Part of the reason I love Brooklyn so much
is because my grandmother lived in Brooklyn.
And so when I was a kid, I would spend my summers here
and I'd just hang out with my grandmother
and we'd go to the park and we'd have lunch in the park
or she'd take me to the Fulton Mall
and we'd buy like jerseys and stuff.
Together, we liked to match jerseys.
Just, you know, I'd be Jordan, she'd be Pippin, it was fun.
But I just had all this fun
hanging out with my grandmother in Brooklyn.

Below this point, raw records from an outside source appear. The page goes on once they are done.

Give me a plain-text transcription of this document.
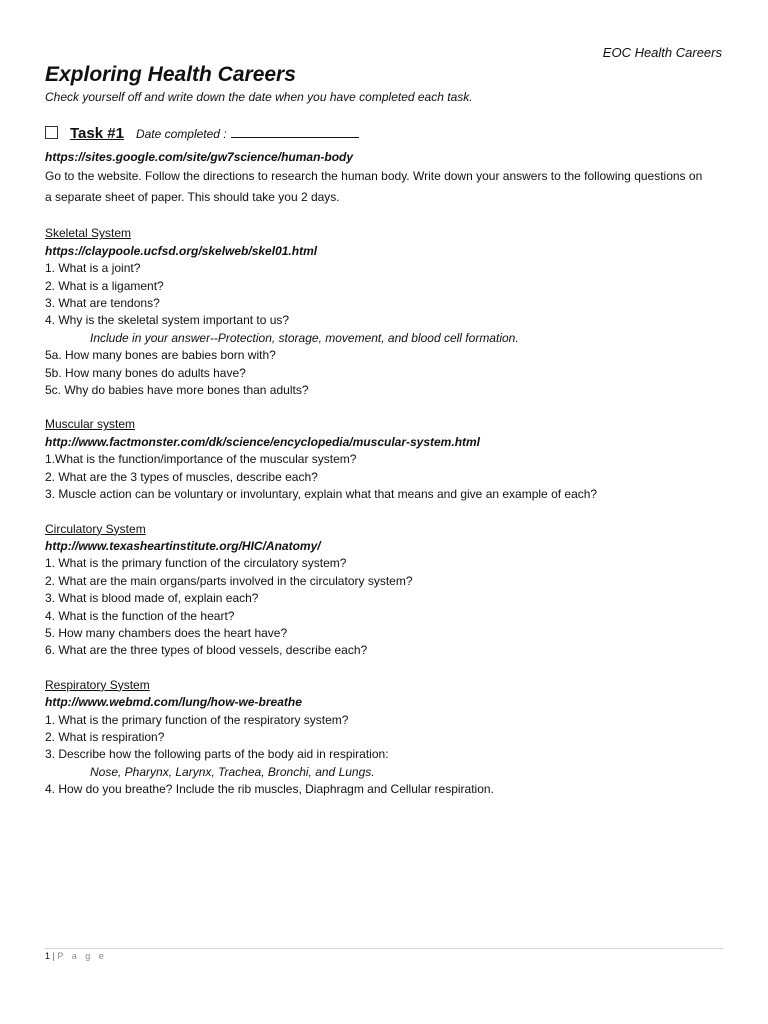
EOC Health Careers
Exploring Health Careers
Check yourself off and write down the date when you have completed each task.
Task #1 Date completed :
https://sites.google.com/site/gw7science/human-body

Go to the website. Follow the directions to research the human body. Write down your answers to the following questions on a separate sheet of paper. This should take you 2 days.

Skeletal System
https://claypoole.ucfsd.org/skelweb/skel01.html
1. What is a joint?
2. What is a ligament?
3. What are tendons?
4. Why is the skeletal system important to us?
Include in your answer--Protection, storage, movement, and blood cell formation.
5a. How many bones are babies born with?
5b. How many bones do adults have?
5c. Why do babies have more bones than adults?
Muscular system
http://www.factmonster.com/dk/science/encyclopedia/muscular-system.html
1.What is the function/importance of the muscular system?
2. What are the 3 types of muscles, describe each?
3. Muscle action can be voluntary or involuntary, explain what that means and give an example of each?
Circulatory System
http://www.texasheartinstitute.org/HIC/Anatomy/
1. What is the primary function of the circulatory system?
2. What are the main organs/parts involved in the circulatory system?
3. What is blood made of, explain each?
4. What is the function of the heart?
5. How many chambers does the heart have?
6. What are the three types of blood vessels, describe each?
Respiratory System
http://www.webmd.com/lung/how-we-breathe
1. What is the primary function of the respiratory system?
2. What is respiration?
3. Describe how the following parts of the body aid in respiration:
Nose, Pharynx, Larynx, Trachea, Bronchi, and Lungs.
4. How do you breathe? Include the rib muscles, Diaphragm and Cellular respiration.
1 | P a g e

My grandmother lived in Crown Heights.
And so when I was moving back to Brooklyn, I was like,
oh, you know, what would be really cool
and just like a really cool full circle thing
is if I don't move to Crown Heights.
Cause Crown Heights was scary.
Like when I was a kid,
Crown Heights was a scary * place.
Like any place in the 80s and 90s that a rapper mentioned,
probably is not going to be mentioned
by a real estate broker.
Just like what Biggie said, what, Bed-Stuy?
We can cross that off right now.
Mm-hmm, yeah.
Like at that point in Brooklyn,
drugs were maybe the only small batch
artisanal things you could find.
Just like, yeah man, yeah, it's totally gluten free.
And my grandmother, she lived in Crown Heights,
she lived right in the middle of it.
And her neighborhood, her street was rough.
Like I, this is how bad my grandmother's neighborhood is.
My grandmother passed away 15 years ago.
I was in my grandmother's neighborhood recently
and I walked past her building
and her name is still on the door buzzer 15 years later.
Like that is a building that has a super.
All right, if he hasn't fixed that,
he is never getting to your radiator.
Like he still hasn't duct taped windows from after 9-11.
This is how shitty her building was.
There were rats and roaches,
I would see them all the time in the hallways.
And it never freaked me out,
which either speaks to how dumb I was
or how fun it is to be around grandmothers
because you just don't pay attention to that *.
Because there was one time I was in my grandmother's
apartment, I was hanging out in the living room
and this rat just walked through the middle of the room.
Like didn't try to hide onto the walls,
didn't try to like sneak,
just did a pimp stroll to the middle of the * floor.
And I wasn't freaked out at all,
I was just like, oh that's one of grandma's friends.
Like I just figured,
you know, he was like a Disney character or something.
Like I pull out a harmonica.
He pulls out a top hat.
We'll sing a song about sharing.
It wasn't stupid.
It was a bad neighborhood.
There were some dudes who lived next door who tried to rob me when I was a kid.
They lived right next door.
And that's, like, it's sad when you think about it because it tells you all about how people gave up on that neighborhood.
How people just gave up on kids like that.
Nobody went to those kids and got in their ear early enough and said, like, hey, there's more to life.
Like, you can dream bigger.
You can rob people who live a few blocks away.
By people who don't know exactly where you live.